The fellowship is designed to help journalists become more confident and effective storytellers on issues that influence development outcomes across Africa.
Q: Why does the fellowship place such emphasis on solutions-oriented reporting?
While identifying challenges is important, progress often comes from understanding what is working and why. Solutions-oriented reporting helps audiences move beyond problems by highlighting innovations, policies, technologies, community initiatives, and business models that are delivering measurable results.
This approach encourages constructive dialogue and broadens public understanding of pathways to sustainable development.
Q: What role can journalists play in accelerating Africa’s energy transition?
Journalists play a critical role in translating complex issues into accessible information. Through rigorous reporting, they can help bridge knowledge gaps, elevate diverse perspectives, promote informed public engagement, and ensure that important energy conversations remain visible.

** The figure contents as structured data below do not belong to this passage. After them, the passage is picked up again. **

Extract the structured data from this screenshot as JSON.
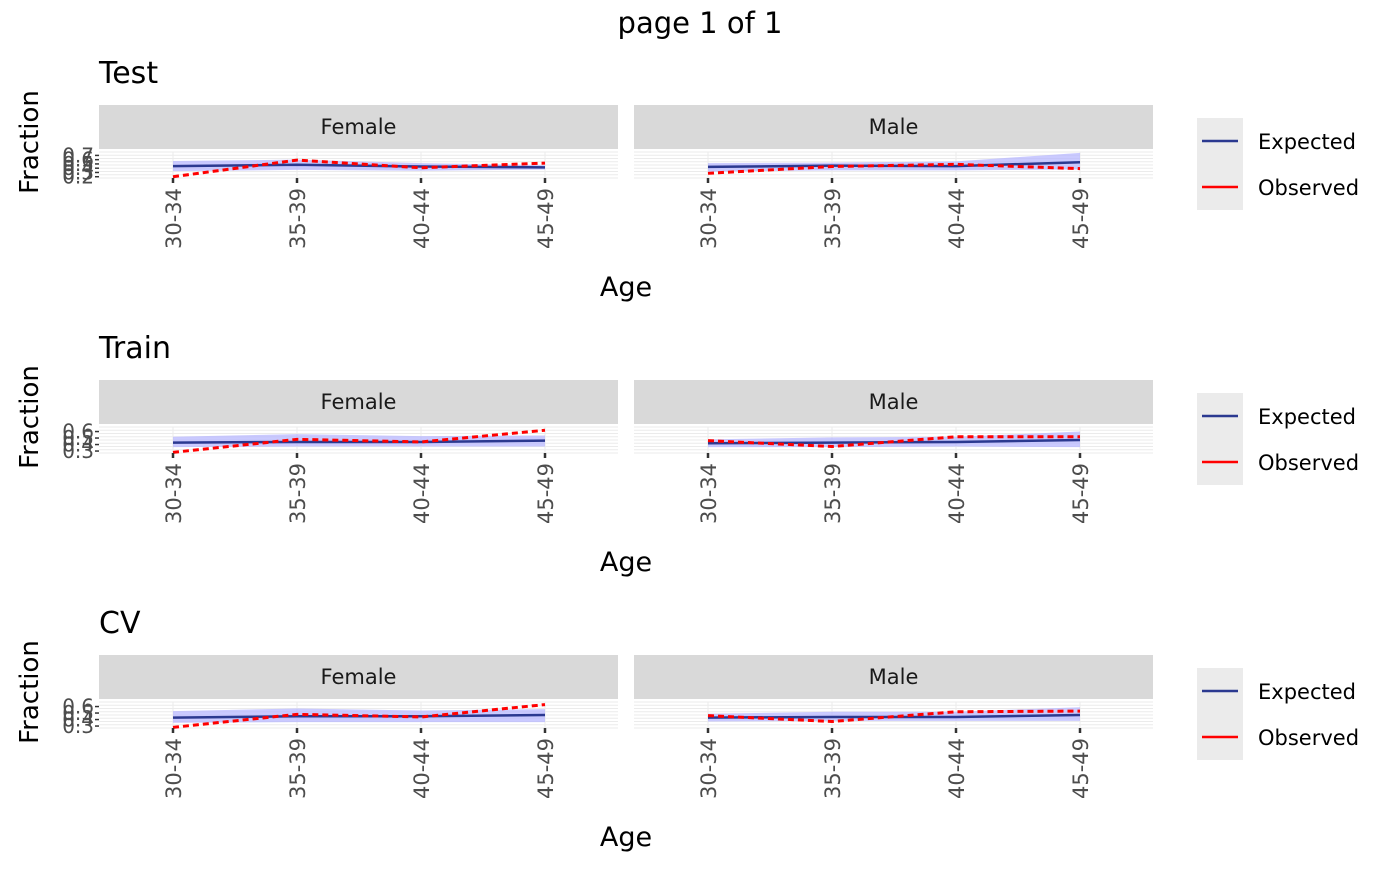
{
  "page_title": "page 1 of 1",
  "colors": {
    "expected": "#2b3990",
    "observed": "#ff0000",
    "ribbon": "#b3b3ff",
    "strip_bg": "#d9d9d9",
    "legend_bg": "#ebebeb",
    "grid": "#ebebeb",
    "tick_text": "#4d4d4d"
  },
  "legend": {
    "expected_label": "Expected",
    "observed_label": "Observed"
  },
  "chart_data": [
    {
      "type": "line",
      "title": "Test",
      "xlabel": "Age",
      "ylabel": "Fraction",
      "categories": [
        "30-34",
        "35-39",
        "40-44",
        "45-49"
      ],
      "ylim": [
        0.17,
        0.78
      ],
      "yticks": [
        "0.2",
        "0.3",
        "0.4",
        "0.5",
        "0.6",
        "0.7"
      ],
      "panels": [
        {
          "strip": "Female",
          "series": [
            {
              "name": "Expected",
              "values": [
                0.45,
                0.48,
                0.44,
                0.42
              ],
              "lower": [
                0.33,
                0.36,
                0.34,
                0.37
              ],
              "upper": [
                0.57,
                0.6,
                0.52,
                0.47
              ]
            },
            {
              "name": "Observed",
              "values": [
                0.2,
                0.59,
                0.41,
                0.52
              ]
            }
          ]
        },
        {
          "strip": "Male",
          "series": [
            {
              "name": "Expected",
              "values": [
                0.43,
                0.46,
                0.45,
                0.54
              ],
              "lower": [
                0.32,
                0.35,
                0.35,
                0.37
              ],
              "upper": [
                0.52,
                0.53,
                0.56,
                0.76
              ]
            },
            {
              "name": "Observed",
              "values": [
                0.28,
                0.44,
                0.49,
                0.39
              ]
            }
          ]
        }
      ]
    },
    {
      "type": "line",
      "title": "Train",
      "xlabel": "Age",
      "ylabel": "Fraction",
      "categories": [
        "30-34",
        "35-39",
        "40-44",
        "45-49"
      ],
      "ylim": [
        0.27,
        0.67
      ],
      "yticks": [
        "0.3",
        "0.4",
        "0.5",
        "0.6"
      ],
      "panels": [
        {
          "strip": "Female",
          "series": [
            {
              "name": "Expected",
              "values": [
                0.43,
                0.44,
                0.44,
                0.46
              ],
              "lower": [
                0.36,
                0.37,
                0.37,
                0.37
              ],
              "upper": [
                0.52,
                0.56,
                0.53,
                0.54
              ]
            },
            {
              "name": "Observed",
              "values": [
                0.28,
                0.48,
                0.44,
                0.62
              ]
            }
          ]
        },
        {
          "strip": "Male",
          "series": [
            {
              "name": "Expected",
              "values": [
                0.42,
                0.43,
                0.44,
                0.47
              ],
              "lower": [
                0.36,
                0.36,
                0.37,
                0.36
              ],
              "upper": [
                0.48,
                0.51,
                0.52,
                0.6
              ]
            },
            {
              "name": "Observed",
              "values": [
                0.46,
                0.37,
                0.52,
                0.52
              ]
            }
          ]
        }
      ]
    },
    {
      "type": "line",
      "title": "CV",
      "xlabel": "Age",
      "ylabel": "Fraction",
      "categories": [
        "30-34",
        "35-39",
        "40-44",
        "45-49"
      ],
      "ylim": [
        0.27,
        0.67
      ],
      "yticks": [
        "0.3",
        "0.4",
        "0.5",
        "0.6"
      ],
      "panels": [
        {
          "strip": "Female",
          "series": [
            {
              "name": "Expected",
              "values": [
                0.43,
                0.45,
                0.45,
                0.47
              ],
              "lower": [
                0.35,
                0.36,
                0.36,
                0.36
              ],
              "upper": [
                0.53,
                0.57,
                0.54,
                0.56
              ]
            },
            {
              "name": "Observed",
              "values": [
                0.28,
                0.48,
                0.44,
                0.63
              ]
            }
          ]
        },
        {
          "strip": "Male",
          "series": [
            {
              "name": "Expected",
              "values": [
                0.43,
                0.44,
                0.44,
                0.47
              ],
              "lower": [
                0.37,
                0.38,
                0.38,
                0.38
              ],
              "upper": [
                0.49,
                0.52,
                0.52,
                0.59
              ]
            },
            {
              "name": "Observed",
              "values": [
                0.46,
                0.37,
                0.52,
                0.53
              ]
            }
          ]
        }
      ]
    }
  ]
}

By providing accurate and contextual reporting, journalists contribute to an enabling environment for dialogue, innovation, and responsible decision-making.
Q: Does Sahara Group influence the editorial direction of stories submitted to the fellowship?
Absolutely not. Editorial independence remains a fundamental principle of quality journalism. The fellowship seeks to encourage rigorous, credible reporting and does not prescribe how stories should be framed. Journalists are expected to uphold professional standards, pursue evidence-based reporting, and maintain editorial integrity throughout their work.
Q: How does the fellowship contribute to strengthening the African media ecosystem?
The fellowship seeks to build a growing network of journalists who possess deeper knowledge of energy, sustainability, and development issues. Over time, this community can contribute to stronger reporting standards, richer public conversations, greater cross-border collaboration, and a more informed understanding of the opportunities and challenges shaping Africa’s future.
Q: What message does Sahara Group hope applicants take away from this initiative?
Sahara Group hopes journalists see the fellowship as an opportunity to help shape the future through storytelling. Every well-researched story has the potential to influence perception, spark innovation, inform policy, attract investment, and inspire action.
Through the fellowship, Sahara Group is reaffirming its belief that credible journalism remains one of the most powerful tools for driving positive change across Africa.